After his marriage to Constance Lloyd in 1884, Wilde published several children’s books, and in 1891 the tale of a hedonistic Adonis with the tormented soul of a satyr, The Picture of Dorian Gray. In a brilliant series of domestic comedies — Lady Windermere’s Fan (1892), A Woman of No Importance (1893), and An Ideal Husband (1894) — Wilde took the London stage by storm with his witty, epigrammatic style, insolent ease of utterance, and suave urbanity. Wilde described Lady Windermere’s Fan as “one of those modern drawing-room plays with pink lampshades.” Its combination of polished social drama and corruscatingly witty dialogue was repeated in 1895 in the two hits that he had on the London stage simultaneously, An Ideal Husband and The Importance of Being Earnest.
Later that same year, Wilde’s tragic downfall was precipitated by an accusation of homosexuality by the Marquis of Queensbury, father of Wilde’s intimate, Lord Alfred Douglas. The irate peer left a card at Wilde’s club addressed thus: “To Oscar Wilde posing as a Somdomite” (sic). Wilde, taking it that the writer meant “Sodomite,” made the catastrophic error of deciding to sue the peer for libel. After a sensational trial, Wilde was sentenced to two years’ hard labour for homosexual practices. Sent to Wandsworth Prison in November 1895, Wilde was subsequently transferred to Reading Gaol (image). Bankrupt and ruined in health, Wilde left prison in 1897 and settled, bitter and broken, in Paris under the pseudonym Sebastian Melmoth (the name of his favourite martyr from Melmoth the Wanderer, a novel written by his great-uncle, Charles Maturin, in 1820).

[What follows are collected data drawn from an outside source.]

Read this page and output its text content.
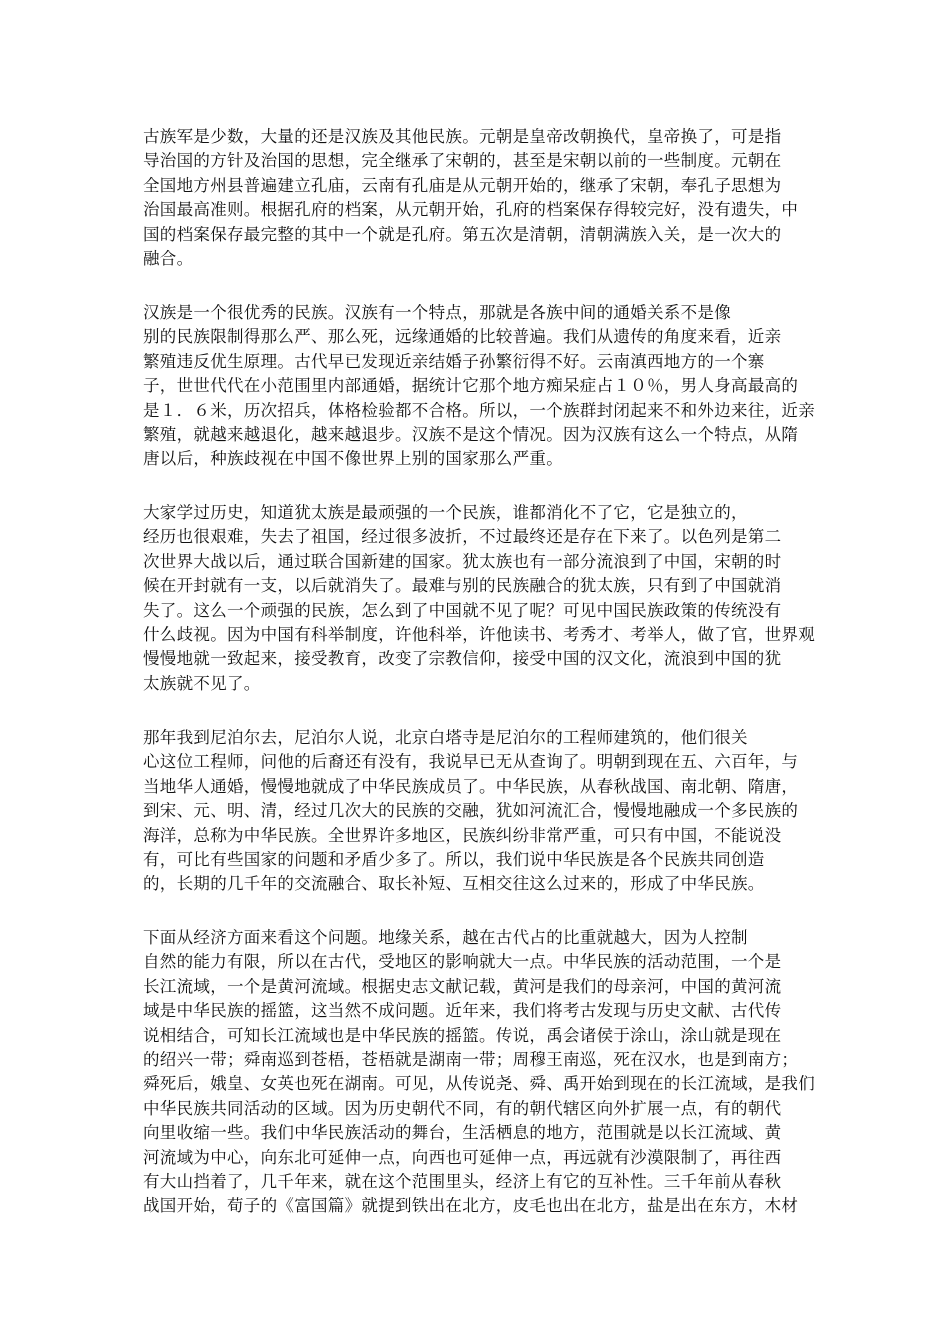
古族军是少数，大量的还是汉族及其他民族。元朝是皇帝改朝换代，皇帝换了，可是指
导治国的方针及治国的思想，完全继承了宋朝的，甚至是宋朝以前的一些制度。元朝在
全国地方州县普遍建立孔庙，云南有孔庙是从元朝开始的，继承了宋朝，奉孔子思想为
治国最高准则。根据孔府的档案，从元朝开始，孔府的档案保存得较完好，没有遗失，中
国的档案保存最完整的其中一个就是孔府。第五次是清朝，清朝满族入关，是一次大的
融合。
汉族是一个很优秀的民族。汉族有一个特点，那就是各族中间的通婚关系不是像
别的民族限制得那么严、那么死，远缘通婚的比较普遍。我们从遗传的角度来看，近亲
繁殖违反优生原理。古代早已发现近亲结婚子孙繁衍得不好。云南滇西地方的一个寨
子，世世代代在小范围里内部通婚，据统计它那个地方痴呆症占１０％，男人身高最高的
是１．６米，历次招兵，体格检验都不合格。所以，一个族群封闭起来不和外边来往，近亲
繁殖，就越来越退化，越来越退步。汉族不是这个情况。因为汉族有这么一个特点，从隋
唐以后，种族歧视在中国不像世界上别的国家那么严重。
大家学过历史，知道犹太族是最顽强的一个民族，谁都消化不了它，它是独立的，
经历也很艰难，失去了祖国，经过很多波折，不过最终还是存在下来了。以色列是第二
次世界大战以后，通过联合国新建的国家。犹太族也有一部分流浪到了中国，宋朝的时
候在开封就有一支，以后就消失了。最难与别的民族融合的犹太族，只有到了中国就消
失了。这么一个顽强的民族，怎么到了中国就不见了呢？可见中国民族政策的传统没有
什么歧视。因为中国有科举制度，许他科举，许他读书、考秀才、考举人，做了官，世界观
慢慢地就一致起来，接受教育，改变了宗教信仰，接受中国的汉文化，流浪到中国的犹
太族就不见了。
那年我到尼泊尔去，尼泊尔人说，北京白塔寺是尼泊尔的工程师建筑的，他们很关
心这位工程师，问他的后裔还有没有，我说早已无从查询了。明朝到现在五、六百年，与
当地华人通婚，慢慢地就成了中华民族成员了。中华民族，从春秋战国、南北朝、隋唐，
到宋、元、明、清，经过几次大的民族的交融，犹如河流汇合，慢慢地融成一个多民族的
海洋，总称为中华民族。全世界许多地区，民族纠纷非常严重，可只有中国，不能说没
有，可比有些国家的问题和矛盾少多了。所以，我们说中华民族是各个民族共同创造
的，长期的几千年的交流融合、取长补短、互相交往这么过来的，形成了中华民族。
下面从经济方面来看这个问题。地缘关系，越在古代占的比重就越大，因为人控制
自然的能力有限，所以在古代，受地区的影响就大一点。中华民族的活动范围，一个是
长江流域，一个是黄河流域。根据史志文献记载，黄河是我们的母亲河，中国的黄河流
域是中华民族的摇篮，这当然不成问题。近年来，我们将考古发现与历史文献、古代传
说相结合，可知长江流域也是中华民族的摇篮。传说，禹会诸侯于涂山，涂山就是现在
的绍兴一带；舜南巡到苍梧，苍梧就是湖南一带；周穆王南巡，死在汉水，也是到南方；
舜死后，娥皇、女英也死在湖南。可见，从传说尧、舜、禹开始到现在的长江流域，是我们
中华民族共同活动的区域。因为历史朝代不同，有的朝代辖区向外扩展一点，有的朝代
向里收缩一些。我们中华民族活动的舞台，生活栖息的地方，范围就是以长江流域、黄
河流域为中心，向东北可延伸一点，向西也可延伸一点，再远就有沙漠限制了，再往西
有大山挡着了，几千年来，就在这个范围里头，经济上有它的互补性。三千年前从春秋
战国开始，荀子的《富国篇》就提到铁出在北方，皮毛也出在北方，盐是出在东方，木材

Of his time as a prisoner, he wrote in “The Ballad of Reading Gaol” (1898):
I never saw a man who looked
With such a wistful eye
Under the little tent of blue
Which prisoners call the sky.
All that we know who lie in gaol
Is that the wall is strong;
And that each day is like a year,
A year whose days are long.
Used with permission from: Victorian Web and Philip V. Allingham, Faculty of Education, Lakehead University (Canada)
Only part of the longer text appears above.